8.   It has been submitted to us, however, that considerations of security are to be regarded differently, that the petitioner is a dangerous person, that he speaks against the Israel army and undermines the security of the State. The reply to this submission would seem to be that such a man is not only unsuitable to act as a teacher, but should be kept out of an office, a shop, a work- shop, kept off the streets and not allowed to mix even with adult persons. Not only is it permissible to take away his livelihood, but also to deprive him of his personal liberty. Anyone who preaches today that one should take up arms against the Defence Army of Israel - the most precious possession which has come into our hands since the establishmnent of the State - or should take up arms against the Government of Israel, robs the soul of the people and must pay the penalty for his actions and his deeds. Our State, however, is based upon the rule of law and not upon the rule of individuals. And if the censorship hiss passed over in silence the publication of the petitioner and has not prevented him - strange as it may seem - from preaching rebellion, law still rules in Israel. The authorities will take such action against the petitioner as the law allows and he will then, at least, enjoy the right given to every citizen in the State, the basic right of a man to defend himself before the courts. If the opinions of a citizen are rejected, that is not to say that his life is at the free disposal of anyone; the ways of earning a living are not closed before him, nor is his life to be embittered by administrative action. This court has already dealt with this subject in Bejerano v. Minister of Police , (1) :
        “When a person petitions this court for an order directing a public official to do a particular act . . . the petitioner must show that there is some law according to which the public official is under a duty to do that which is demanded of him. This principle will not, in our opinion, apply where a person seeks — not the performance of a particular act, but the restraining of the performance of an act which injures him, that is to say, a negative order. in such a case it is for the petitioner to show that he has the right to do that which he seeks to do, and, as against this, it is for the public official to prove that his action, intended to prevent the exercise of that right, is lawful. in other words, where a petitioner complaints that a public official prevents him from doing a particular act, it is not for the petitioner to prove the existence of a law which imposes upon the public official the duty of permitting him to do the act. On the contrary, it is for the public official to prove that there is some justification for the prohibition which he seeks to impose.” (ibid. page 124, (1).)

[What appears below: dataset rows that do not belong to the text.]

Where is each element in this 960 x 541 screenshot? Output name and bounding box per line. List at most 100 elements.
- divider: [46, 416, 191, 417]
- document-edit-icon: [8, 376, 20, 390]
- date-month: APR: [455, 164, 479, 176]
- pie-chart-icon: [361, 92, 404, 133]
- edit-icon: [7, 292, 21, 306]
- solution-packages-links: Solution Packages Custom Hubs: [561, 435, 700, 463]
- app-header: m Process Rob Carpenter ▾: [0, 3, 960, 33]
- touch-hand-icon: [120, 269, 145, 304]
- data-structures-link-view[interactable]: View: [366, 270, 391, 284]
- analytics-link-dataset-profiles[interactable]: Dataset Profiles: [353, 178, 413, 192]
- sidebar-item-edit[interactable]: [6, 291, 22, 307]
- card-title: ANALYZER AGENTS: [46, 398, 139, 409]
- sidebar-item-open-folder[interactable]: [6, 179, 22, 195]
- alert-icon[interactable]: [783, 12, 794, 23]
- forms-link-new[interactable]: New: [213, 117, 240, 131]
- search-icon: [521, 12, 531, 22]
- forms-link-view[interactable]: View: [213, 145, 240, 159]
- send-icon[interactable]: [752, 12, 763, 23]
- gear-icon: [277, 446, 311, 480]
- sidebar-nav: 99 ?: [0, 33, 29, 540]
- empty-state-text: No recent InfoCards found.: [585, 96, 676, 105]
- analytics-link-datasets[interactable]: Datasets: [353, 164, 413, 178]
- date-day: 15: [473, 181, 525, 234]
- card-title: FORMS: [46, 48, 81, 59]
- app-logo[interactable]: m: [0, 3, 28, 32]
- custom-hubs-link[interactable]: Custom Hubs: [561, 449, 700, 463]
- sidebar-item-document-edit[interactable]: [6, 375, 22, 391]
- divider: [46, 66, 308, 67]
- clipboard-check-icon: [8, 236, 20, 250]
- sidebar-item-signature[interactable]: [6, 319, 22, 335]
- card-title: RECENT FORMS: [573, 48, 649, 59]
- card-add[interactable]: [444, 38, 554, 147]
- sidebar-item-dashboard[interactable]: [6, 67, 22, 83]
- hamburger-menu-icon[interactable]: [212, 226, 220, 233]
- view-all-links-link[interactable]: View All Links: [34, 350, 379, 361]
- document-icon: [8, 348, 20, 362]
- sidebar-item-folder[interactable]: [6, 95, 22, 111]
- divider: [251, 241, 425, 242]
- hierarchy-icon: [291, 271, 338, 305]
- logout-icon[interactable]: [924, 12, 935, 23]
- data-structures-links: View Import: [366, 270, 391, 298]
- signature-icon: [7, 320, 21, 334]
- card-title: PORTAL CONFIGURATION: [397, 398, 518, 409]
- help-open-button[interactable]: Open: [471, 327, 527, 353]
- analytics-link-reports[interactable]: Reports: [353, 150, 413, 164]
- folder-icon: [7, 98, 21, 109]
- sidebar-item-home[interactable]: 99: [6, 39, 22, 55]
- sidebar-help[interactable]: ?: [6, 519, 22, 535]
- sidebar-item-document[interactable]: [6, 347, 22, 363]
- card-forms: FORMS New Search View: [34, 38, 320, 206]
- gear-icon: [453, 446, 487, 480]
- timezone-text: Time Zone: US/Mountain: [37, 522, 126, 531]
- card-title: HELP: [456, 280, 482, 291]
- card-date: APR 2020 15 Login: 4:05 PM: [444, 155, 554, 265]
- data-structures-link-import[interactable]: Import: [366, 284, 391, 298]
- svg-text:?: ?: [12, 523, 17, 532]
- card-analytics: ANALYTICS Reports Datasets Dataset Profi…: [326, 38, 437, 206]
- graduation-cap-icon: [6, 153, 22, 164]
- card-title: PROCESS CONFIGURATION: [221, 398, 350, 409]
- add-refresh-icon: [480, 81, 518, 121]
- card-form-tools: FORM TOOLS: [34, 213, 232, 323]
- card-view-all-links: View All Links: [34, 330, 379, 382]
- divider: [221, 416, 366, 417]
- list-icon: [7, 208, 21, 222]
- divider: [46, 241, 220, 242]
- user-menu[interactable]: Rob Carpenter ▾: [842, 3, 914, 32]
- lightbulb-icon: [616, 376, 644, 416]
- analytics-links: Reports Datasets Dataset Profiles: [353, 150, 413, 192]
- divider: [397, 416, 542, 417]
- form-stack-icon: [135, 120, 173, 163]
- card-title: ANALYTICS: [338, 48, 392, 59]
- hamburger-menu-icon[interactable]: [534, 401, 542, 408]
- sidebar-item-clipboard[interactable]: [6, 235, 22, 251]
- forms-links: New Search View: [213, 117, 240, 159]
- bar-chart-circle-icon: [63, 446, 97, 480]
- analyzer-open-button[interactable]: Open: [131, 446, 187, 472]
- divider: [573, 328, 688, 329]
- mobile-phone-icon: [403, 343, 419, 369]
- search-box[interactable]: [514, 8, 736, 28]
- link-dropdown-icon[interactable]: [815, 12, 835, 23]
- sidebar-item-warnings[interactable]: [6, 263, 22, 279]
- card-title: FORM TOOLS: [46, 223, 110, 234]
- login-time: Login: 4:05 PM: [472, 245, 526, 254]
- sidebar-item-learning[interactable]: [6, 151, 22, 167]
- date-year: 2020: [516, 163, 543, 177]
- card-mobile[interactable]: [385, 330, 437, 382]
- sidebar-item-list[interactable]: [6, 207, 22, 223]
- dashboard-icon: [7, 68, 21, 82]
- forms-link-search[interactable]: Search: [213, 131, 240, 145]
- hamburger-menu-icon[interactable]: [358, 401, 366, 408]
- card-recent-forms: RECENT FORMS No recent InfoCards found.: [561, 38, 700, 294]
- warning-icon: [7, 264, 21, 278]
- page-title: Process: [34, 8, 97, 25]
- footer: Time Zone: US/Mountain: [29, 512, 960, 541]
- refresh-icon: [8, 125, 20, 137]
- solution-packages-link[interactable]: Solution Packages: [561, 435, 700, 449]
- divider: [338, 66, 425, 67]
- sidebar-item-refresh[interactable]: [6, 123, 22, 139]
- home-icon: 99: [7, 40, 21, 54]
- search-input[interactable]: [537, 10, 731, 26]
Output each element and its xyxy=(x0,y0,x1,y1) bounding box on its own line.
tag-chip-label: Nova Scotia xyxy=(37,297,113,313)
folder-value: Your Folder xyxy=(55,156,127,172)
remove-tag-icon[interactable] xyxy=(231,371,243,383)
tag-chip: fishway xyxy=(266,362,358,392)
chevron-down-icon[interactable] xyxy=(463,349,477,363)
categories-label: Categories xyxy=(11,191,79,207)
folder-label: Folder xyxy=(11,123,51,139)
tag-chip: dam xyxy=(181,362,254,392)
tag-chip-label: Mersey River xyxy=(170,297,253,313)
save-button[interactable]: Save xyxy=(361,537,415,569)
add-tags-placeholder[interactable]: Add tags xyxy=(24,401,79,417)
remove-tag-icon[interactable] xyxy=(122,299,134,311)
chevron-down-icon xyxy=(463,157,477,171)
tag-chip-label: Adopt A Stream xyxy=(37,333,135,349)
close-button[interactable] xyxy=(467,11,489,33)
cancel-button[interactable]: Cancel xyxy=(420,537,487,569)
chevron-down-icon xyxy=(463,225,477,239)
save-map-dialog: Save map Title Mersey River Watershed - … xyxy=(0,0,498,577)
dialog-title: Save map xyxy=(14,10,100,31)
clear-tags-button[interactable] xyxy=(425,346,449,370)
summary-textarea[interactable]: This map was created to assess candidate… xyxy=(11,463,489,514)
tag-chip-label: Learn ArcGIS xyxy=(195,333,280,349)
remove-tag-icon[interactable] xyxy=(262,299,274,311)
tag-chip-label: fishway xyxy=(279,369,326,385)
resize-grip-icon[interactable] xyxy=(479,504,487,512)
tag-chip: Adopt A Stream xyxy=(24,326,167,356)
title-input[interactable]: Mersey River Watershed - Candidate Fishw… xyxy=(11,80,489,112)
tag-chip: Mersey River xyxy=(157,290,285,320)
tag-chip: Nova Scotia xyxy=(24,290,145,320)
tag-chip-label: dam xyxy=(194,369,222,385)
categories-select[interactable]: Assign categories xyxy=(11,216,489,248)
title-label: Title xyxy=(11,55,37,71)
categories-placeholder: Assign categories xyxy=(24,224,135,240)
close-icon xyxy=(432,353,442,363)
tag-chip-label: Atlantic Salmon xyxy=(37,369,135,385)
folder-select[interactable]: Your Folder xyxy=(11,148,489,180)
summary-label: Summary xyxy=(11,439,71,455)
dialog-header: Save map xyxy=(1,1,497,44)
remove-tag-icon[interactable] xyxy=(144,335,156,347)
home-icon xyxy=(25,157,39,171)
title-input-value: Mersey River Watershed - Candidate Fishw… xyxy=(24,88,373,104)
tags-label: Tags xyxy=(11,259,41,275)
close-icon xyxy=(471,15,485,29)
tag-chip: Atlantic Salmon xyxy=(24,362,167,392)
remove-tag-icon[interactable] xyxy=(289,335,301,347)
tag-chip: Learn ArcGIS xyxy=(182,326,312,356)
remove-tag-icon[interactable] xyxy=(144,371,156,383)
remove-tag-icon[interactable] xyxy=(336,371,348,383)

And in Blau v. Minister of Interior, (2) the court following Bejerano’s case, (1), repeated the same principle in these words :—
    “Where the petitioner asks this court to issue a writ of mandamus against the authorities, he will not succeed in his application unless he shows that the law imposes upon the authorities a duty to do what is demanded of them. lf, however, the authorities do an act which injures the rights of the individual, it is for the authorities to show that the law gives them the right to do that act.” (see Bejerano’s case, (1) at page 228).